De rechtbank oordeelt dat de minister voldoende heeft gemotiveerd waarom de inzet van een niet-registertolk tijdens het aanmeldgehoor gerechtvaardigd was. De rechtbank stelt vast dat de minister de redenen voor het gebruik van een niet-beëdigde tolk schriftelijk heeft vastgelegd en dat de minister niet gehouden was om te wachten op de beschikbaarheid van een registertolk. Eiseres heeft niet aangetoond dat zij de tolk niet heeft verstaan of dat haar verhaal niet goed naar voren is gekomen.

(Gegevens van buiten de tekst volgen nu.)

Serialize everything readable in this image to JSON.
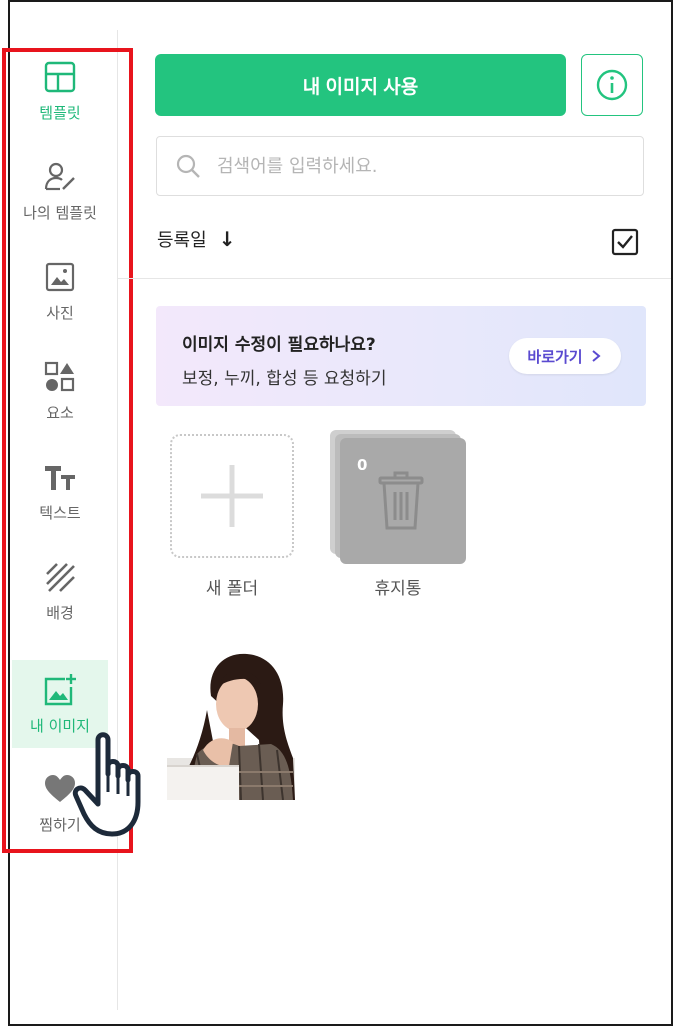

Daarnaast oordeelt de rechtbank dat de minister in zijn besluit voldoende heeft onderbouwd dat België verantwoordelijk is voor de behandeling van de asielaanvraag van eiseres. De rechtbank wijst erop dat de minister mag uitgaan van het interstatelijk vertrouwensbeginsel, wat betekent dat hij ervan uit mag gaan dat de Belgische autoriteiten het Unierecht en de grondrechten respecteren. Eiseres heeft niet aangetoond dat zij bij overdracht aan België een reëel risico loopt op een behandeling die in strijd is met het Europees Verdrag voor de Rechten van de Mens (EVRM).
Uiteindelijk verklaart de rechtbank het beroep ongegrond, wat betekent dat de aanvraag van eiseres terecht buiten behandeling is gesteld en dat zij kan worden overgedragen aan België. Eiseres krijgt geen vergoeding van haar proceskosten.